Our Place

The downtown Lake Geneva theater, of a long tradition, is gone.
The owners of the theater, with some substantial help from the City of Lake Geneva, have decided to convert the place into a restaurant and bar (with some live shows of some sort, that will probably be like those of Champs, shows that support eating and drinking on into the night).  Just what the City of Lake Geneva needs is another place to drink and cavort in the after-hours!

The Geneva Shore Report opposed, back in 2016, the former city Alderperson Tom Hartz from receiving the $895,000 it set aside in order to rebuild the theater, one of the few very iconic and anchor buildings in the downtown area.  The GSR opposed this grant because Tom had just completed a stint in local politics and the editorial staff of the paper thought that the coincidence of that was just too much.  The money went to the owners of the rebuilt theater in Burlington, which seemed to be doing well.  The GSR opposed granting the money to them too.  Now we come full circle four years later, with all kinds of work done on the theater on the inside.  They have not posted permits to do anything inside that building and there won’t be a meeting about that until the 1st of November.

Jim Flower, El Segundo to Fred, the building inspector, said over the phone that the current operators of the building can tear anything down they want to, but they cannot rebuild without permits.  The GSR is intensely interested in the codicils that went with the granting of the $895,000 since the theater is already toast.  If the city is going to try to shift the use of that money or the requirements for repayment, if there even are any, then there will be hell to pay if the money is being used to build a bar.
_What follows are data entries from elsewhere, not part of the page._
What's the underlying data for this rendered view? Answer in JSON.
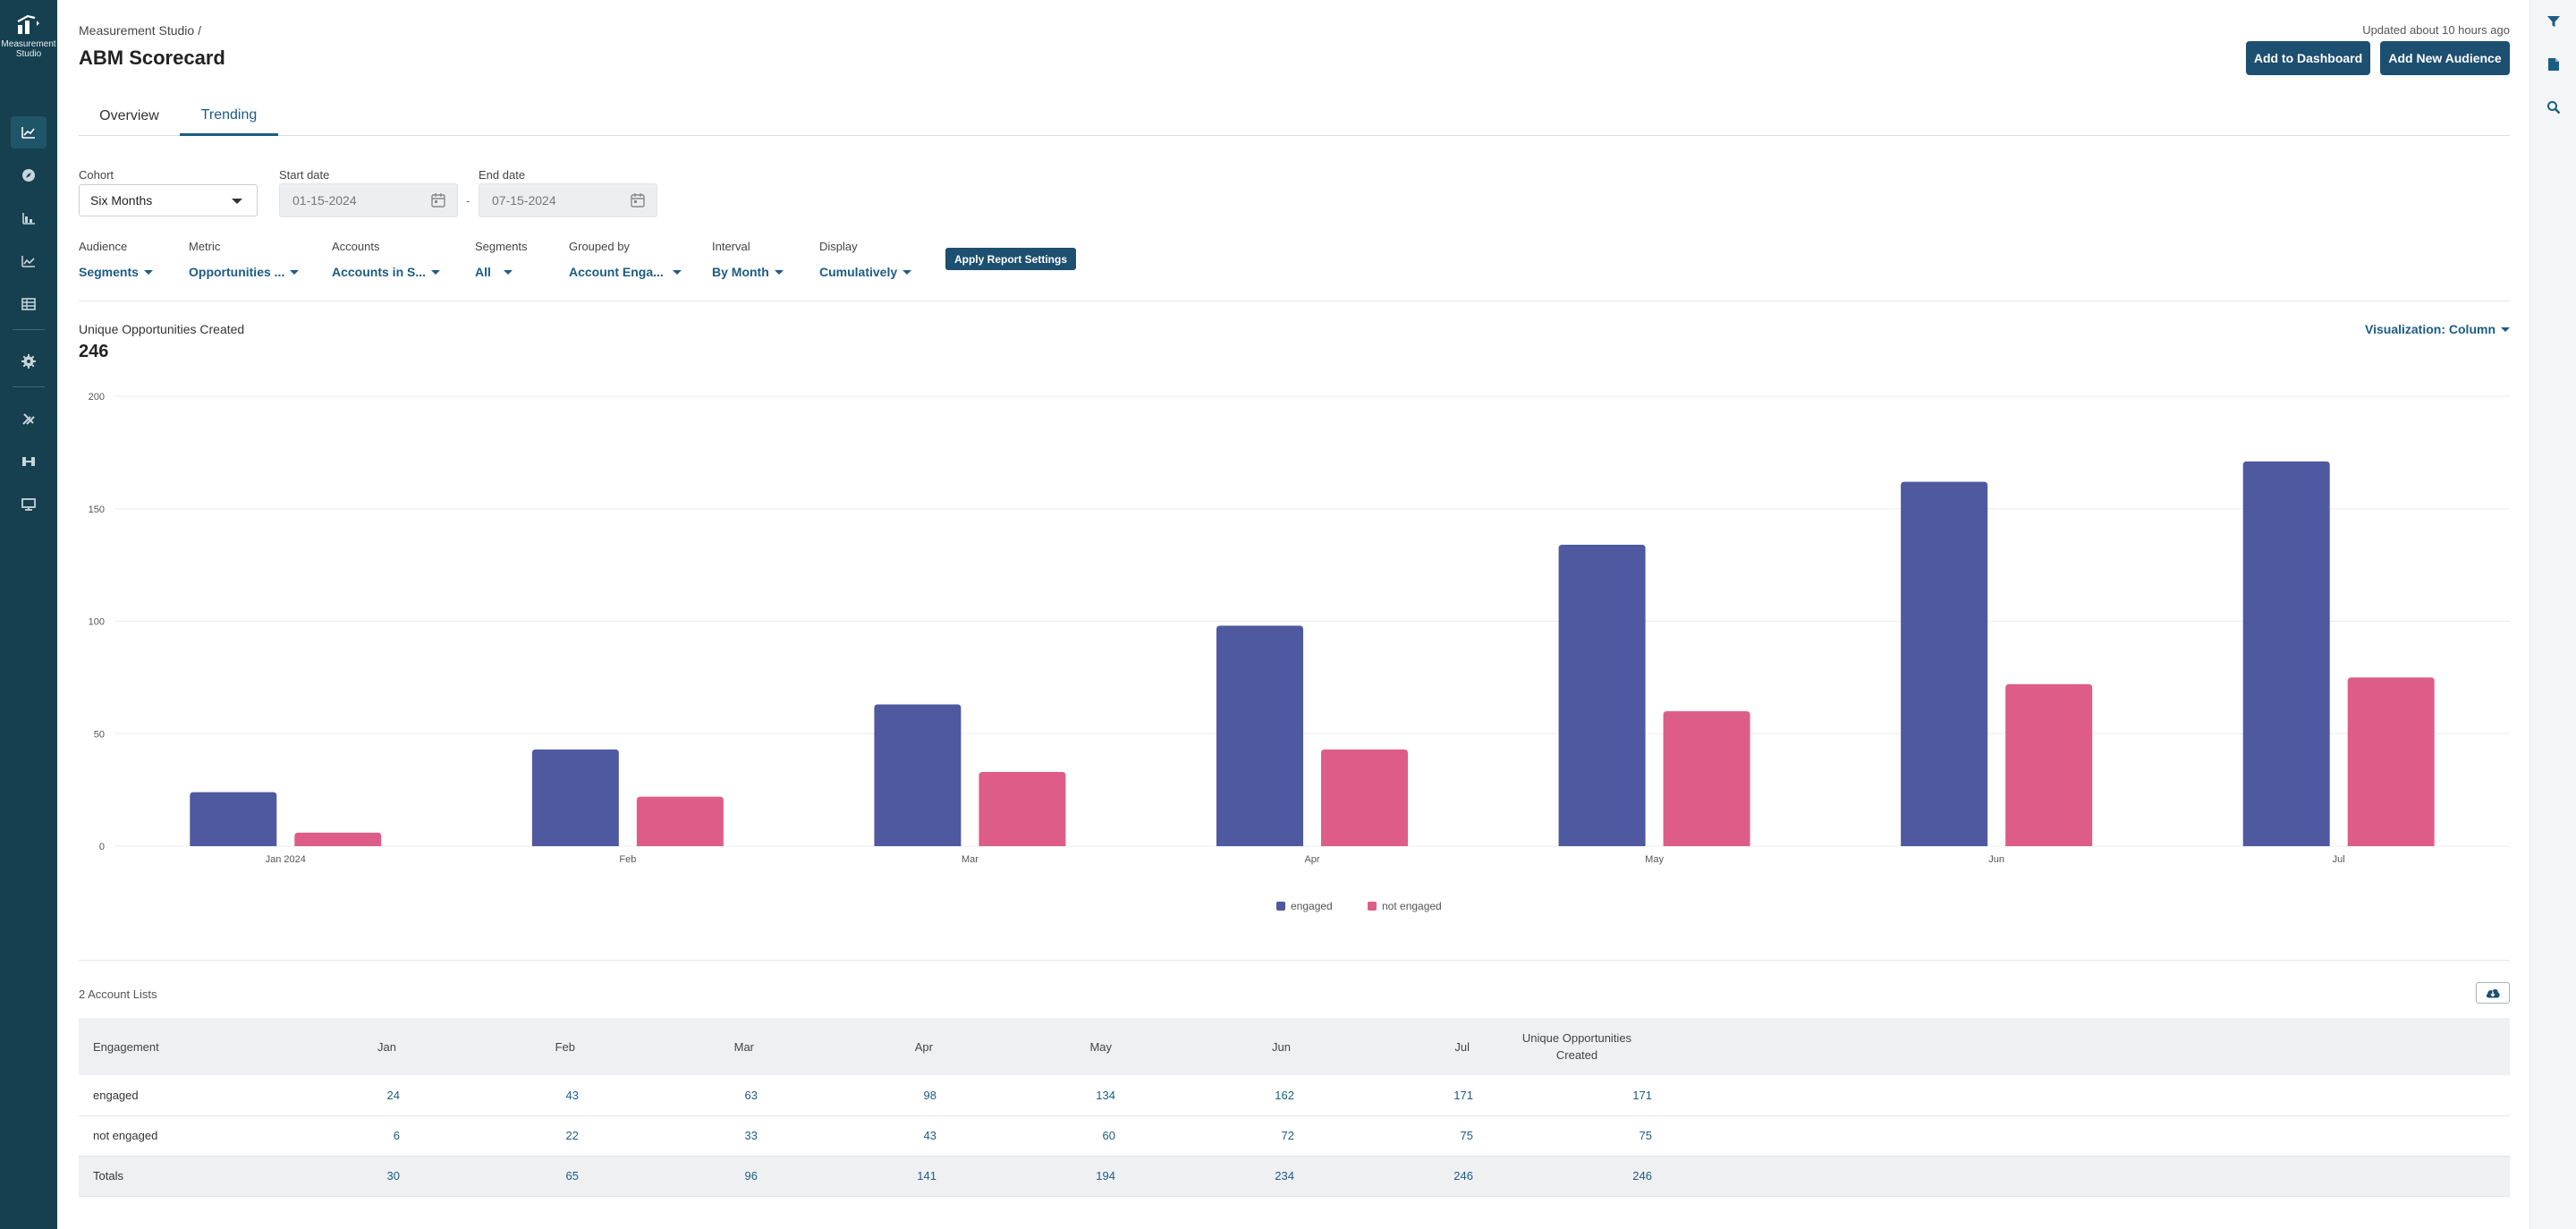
{
  "nav": {
    "logo_text_1": "Measurement",
    "logo_text_2": "Studio"
  },
  "header": {
    "breadcrumb": "Measurement Studio /",
    "title": "ABM Scorecard",
    "updated": "Updated about 10 hours ago",
    "add_dashboard_label": "Add to Dashboard",
    "add_audience_label": "Add New Audience"
  },
  "tabs": [
    {
      "label": "Overview"
    },
    {
      "label": "Trending"
    }
  ],
  "filters": {
    "cohort_label": "Cohort",
    "cohort_value": "Six Months",
    "start_label": "Start date",
    "start_value": "01-15-2024",
    "end_label": "End date",
    "end_value": "07-15-2024",
    "date_sep": "-"
  },
  "settings": {
    "audience": {
      "label": "Audience",
      "value": "Segments"
    },
    "metric": {
      "label": "Metric",
      "value": "Opportunities ..."
    },
    "accounts": {
      "label": "Accounts",
      "value": "Accounts in S..."
    },
    "segments": {
      "label": "Segments",
      "value": "All"
    },
    "grouped": {
      "label": "Grouped by",
      "value": "Account Enga..."
    },
    "interval": {
      "label": "Interval",
      "value": "By Month"
    },
    "display": {
      "label": "Display",
      "value": "Cumulatively"
    },
    "apply_label": "Apply Report Settings"
  },
  "summary": {
    "metric_label": "Unique Opportunities Created",
    "metric_value": "246",
    "visualization_label": "Visualization: Column"
  },
  "chart_data": {
    "type": "bar",
    "title": "Unique Opportunities Created",
    "categories": [
      "Jan 2024",
      "Feb",
      "Mar",
      "Apr",
      "May",
      "Jun",
      "Jul"
    ],
    "series": [
      {
        "name": "engaged",
        "color": "#4f599f",
        "values": [
          24,
          43,
          63,
          98,
          134,
          162,
          171
        ]
      },
      {
        "name": "not engaged",
        "color": "#de5d88",
        "values": [
          6,
          22,
          33,
          43,
          60,
          72,
          75
        ]
      }
    ],
    "ylim": [
      0,
      200
    ],
    "yticks": [
      0,
      50,
      100,
      150,
      200
    ],
    "grid": true,
    "legend": "bottom-center"
  },
  "table": {
    "caption": "2 Account Lists",
    "headers": [
      "Engagement",
      "Jan",
      "Feb",
      "Mar",
      "Apr",
      "May",
      "Jun",
      "Jul",
      "Unique Opportunities",
      "Created"
    ],
    "rows": [
      {
        "name": "engaged",
        "cells": [
          "24",
          "43",
          "63",
          "98",
          "134",
          "162",
          "171",
          "171"
        ]
      },
      {
        "name": "not engaged",
        "cells": [
          "6",
          "22",
          "33",
          "43",
          "60",
          "72",
          "75",
          "75"
        ]
      },
      {
        "name": "Totals",
        "cells": [
          "30",
          "65",
          "96",
          "141",
          "194",
          "234",
          "246",
          "246"
        ]
      }
    ]
  }
}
The GSR argument, which got voted down four years ago, is that the city should never be financing or involved with the success or failure of private businesses.  It shows favoritism and it favors some businesses over others in the town who do not receive such huge stipends.  One codicil that was revealed of the original agreement, penned in 2016, requires the forgiveness of then percent per year (after the second year with a final 20% after the last year) until a decade has passed, at which time the total amount is forgiven.  Currently, the theater crew owes the city half the money ($400,000, at least) if they are no longer to be a theater.  If they keep a couple of little theaters inside the structure, while the main area is a restaurant and bar, does that count?  The GSR does not yet know, but it will.  There appears nothing in the agreements with the city, reviewed by Attorney Dan Draper, that would seem to define what a theater really is, or how minimal the structure could be redesigned in order to meet the necessary contract obligations while spending almost all efforts on being a restaurant and bar.

November’s meeting (the 1st) may well be definitive in figure what happened and what’s going to be done about it.  By that time the demolishing crew will have the place gutted.  What can the city do then?